Further questions to Mr. Yassin by his attorney proved that he (Yassin) was aware of the source of the loan; Republic Bank. When asked, Mr. Yassin said he had discussions with Mr. Brassington concerning the encumbrance of the loan and the assets of GSL. The loan, Mr. Yassin said, was subsequently removed by himself, GSL controller Mr. Sharma and Mr. Brassington.
Mr. Yassin was also asked by Mr. Luckhoo if he would have signed the purchase and share sale agreement if the loan was included, Mr. Yassin replied in the negative. This was the reason for the cancellation of the loan, he added.
Mr. Luckhoo then asked Mr. Yassin whether he authorized that the loan be replaced by anything else and he replied in the negative, before adding that he expected it to be over.
However, Mr. Luckhoo stated, “By the time of the closing of the share sale and purchase agreement, there was a promissory note signed by Mr. Fries on October 4, 2000;” the day of GSL’s hand over.
Mr. Yassin was then asked by his lawyer whether the promissory note was among the closing documents which he reviewed a week earlier, and he replied in the negative. Mr. Luckhoo also asked Mr.
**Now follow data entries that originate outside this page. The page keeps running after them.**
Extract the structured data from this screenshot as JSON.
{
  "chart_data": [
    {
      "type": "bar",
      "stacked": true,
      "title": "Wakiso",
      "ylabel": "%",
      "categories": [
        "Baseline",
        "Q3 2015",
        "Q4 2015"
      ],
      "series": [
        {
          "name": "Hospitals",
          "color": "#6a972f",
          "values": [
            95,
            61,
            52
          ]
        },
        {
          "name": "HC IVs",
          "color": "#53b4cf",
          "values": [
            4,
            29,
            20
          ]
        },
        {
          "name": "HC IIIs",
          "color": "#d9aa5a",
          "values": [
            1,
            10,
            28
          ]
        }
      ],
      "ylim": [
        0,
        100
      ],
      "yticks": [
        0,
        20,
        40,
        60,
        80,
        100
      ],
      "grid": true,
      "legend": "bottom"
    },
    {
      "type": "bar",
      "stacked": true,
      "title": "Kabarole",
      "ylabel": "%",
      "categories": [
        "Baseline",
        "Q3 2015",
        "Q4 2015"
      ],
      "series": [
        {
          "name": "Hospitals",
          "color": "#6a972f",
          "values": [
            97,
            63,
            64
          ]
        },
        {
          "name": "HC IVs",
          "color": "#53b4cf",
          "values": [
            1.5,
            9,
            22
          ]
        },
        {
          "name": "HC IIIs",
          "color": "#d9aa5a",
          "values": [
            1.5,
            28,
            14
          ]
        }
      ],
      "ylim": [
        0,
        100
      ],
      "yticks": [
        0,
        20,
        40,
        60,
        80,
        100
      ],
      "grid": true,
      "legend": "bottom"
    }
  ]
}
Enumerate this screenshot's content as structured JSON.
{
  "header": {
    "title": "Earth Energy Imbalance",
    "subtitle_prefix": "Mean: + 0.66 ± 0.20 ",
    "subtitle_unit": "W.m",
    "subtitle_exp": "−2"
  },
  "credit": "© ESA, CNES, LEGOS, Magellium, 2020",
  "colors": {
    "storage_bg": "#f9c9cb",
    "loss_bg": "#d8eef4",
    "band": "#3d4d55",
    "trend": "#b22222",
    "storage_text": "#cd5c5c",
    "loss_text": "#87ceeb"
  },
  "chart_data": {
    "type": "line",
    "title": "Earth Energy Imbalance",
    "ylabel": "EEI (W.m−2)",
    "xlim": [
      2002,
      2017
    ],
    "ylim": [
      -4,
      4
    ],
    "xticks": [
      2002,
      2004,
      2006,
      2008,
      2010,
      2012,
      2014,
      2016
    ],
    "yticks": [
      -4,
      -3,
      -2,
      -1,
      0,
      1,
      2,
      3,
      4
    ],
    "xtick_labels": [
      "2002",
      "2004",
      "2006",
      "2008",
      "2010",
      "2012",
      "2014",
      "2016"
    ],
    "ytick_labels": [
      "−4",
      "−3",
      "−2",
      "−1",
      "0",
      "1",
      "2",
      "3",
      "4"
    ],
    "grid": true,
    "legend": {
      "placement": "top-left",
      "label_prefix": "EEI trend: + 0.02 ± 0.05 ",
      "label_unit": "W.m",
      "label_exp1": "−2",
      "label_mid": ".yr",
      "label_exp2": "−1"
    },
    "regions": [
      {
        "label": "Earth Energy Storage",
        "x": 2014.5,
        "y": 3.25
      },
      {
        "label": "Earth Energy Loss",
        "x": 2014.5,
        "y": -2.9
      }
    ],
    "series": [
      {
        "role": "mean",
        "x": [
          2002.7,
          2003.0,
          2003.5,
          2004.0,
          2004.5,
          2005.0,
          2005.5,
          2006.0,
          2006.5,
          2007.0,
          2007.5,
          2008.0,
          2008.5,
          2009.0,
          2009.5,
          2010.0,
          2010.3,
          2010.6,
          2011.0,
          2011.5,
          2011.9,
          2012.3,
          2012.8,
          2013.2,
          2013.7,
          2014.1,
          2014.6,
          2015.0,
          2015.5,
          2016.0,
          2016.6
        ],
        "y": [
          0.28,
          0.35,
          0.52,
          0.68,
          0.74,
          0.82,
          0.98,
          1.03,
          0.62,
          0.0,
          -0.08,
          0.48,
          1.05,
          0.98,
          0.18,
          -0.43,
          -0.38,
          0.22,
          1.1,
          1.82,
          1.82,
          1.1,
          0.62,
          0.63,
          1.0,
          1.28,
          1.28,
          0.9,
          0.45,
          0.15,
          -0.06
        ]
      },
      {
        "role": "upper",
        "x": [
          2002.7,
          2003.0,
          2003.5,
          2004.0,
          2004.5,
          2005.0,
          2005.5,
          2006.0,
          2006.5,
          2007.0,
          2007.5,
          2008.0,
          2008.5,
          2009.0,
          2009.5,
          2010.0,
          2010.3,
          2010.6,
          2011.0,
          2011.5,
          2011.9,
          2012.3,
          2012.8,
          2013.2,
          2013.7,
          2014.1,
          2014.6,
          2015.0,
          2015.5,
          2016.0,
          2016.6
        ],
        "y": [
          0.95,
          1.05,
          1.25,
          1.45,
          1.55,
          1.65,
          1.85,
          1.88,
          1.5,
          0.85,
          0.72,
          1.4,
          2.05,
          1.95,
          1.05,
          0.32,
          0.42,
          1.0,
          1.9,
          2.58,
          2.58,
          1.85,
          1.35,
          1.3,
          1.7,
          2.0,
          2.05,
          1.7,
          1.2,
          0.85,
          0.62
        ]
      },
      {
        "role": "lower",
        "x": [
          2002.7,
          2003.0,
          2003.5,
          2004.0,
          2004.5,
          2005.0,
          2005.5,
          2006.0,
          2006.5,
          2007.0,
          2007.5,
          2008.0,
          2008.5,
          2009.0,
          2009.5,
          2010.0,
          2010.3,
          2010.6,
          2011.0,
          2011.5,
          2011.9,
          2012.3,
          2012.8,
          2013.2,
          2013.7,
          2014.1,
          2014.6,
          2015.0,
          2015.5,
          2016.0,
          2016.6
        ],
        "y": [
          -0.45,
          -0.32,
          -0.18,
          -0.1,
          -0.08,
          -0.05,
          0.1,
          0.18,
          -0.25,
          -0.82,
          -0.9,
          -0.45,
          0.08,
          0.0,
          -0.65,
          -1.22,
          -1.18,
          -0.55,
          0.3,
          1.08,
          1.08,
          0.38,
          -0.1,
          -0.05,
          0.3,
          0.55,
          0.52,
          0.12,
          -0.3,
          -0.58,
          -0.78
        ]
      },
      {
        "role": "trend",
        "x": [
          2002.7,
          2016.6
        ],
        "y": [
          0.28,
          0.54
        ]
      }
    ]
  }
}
Yassin if at the time of the closing if he realized that he had initialed the promissory note signed by Mr. Fries and he again replied in the negative.
Mr. Yassin later testified that on the day of the signing there were at least 16 people present in GSL’s board room, where the transaction had taken place. He said there was a group of persons from his team, a group from Brassington’s team and that of Mr. Khan.
Mr. Yassin said there was a bit of confusion during the signing over because Mr. Khan had not brought all his people who were necessary to sign off on documents. He said one Mr. Worrell, Secretary for NICIL was given documents of about 150 pages by Mr, Brassington for his initials. Mr. Yassin said he subsequently placed his initials on the said pages without reading it over because it was suppose to be the same documents he reviewed prior to the closing for the sale of GSL.
The matter will return on February 24.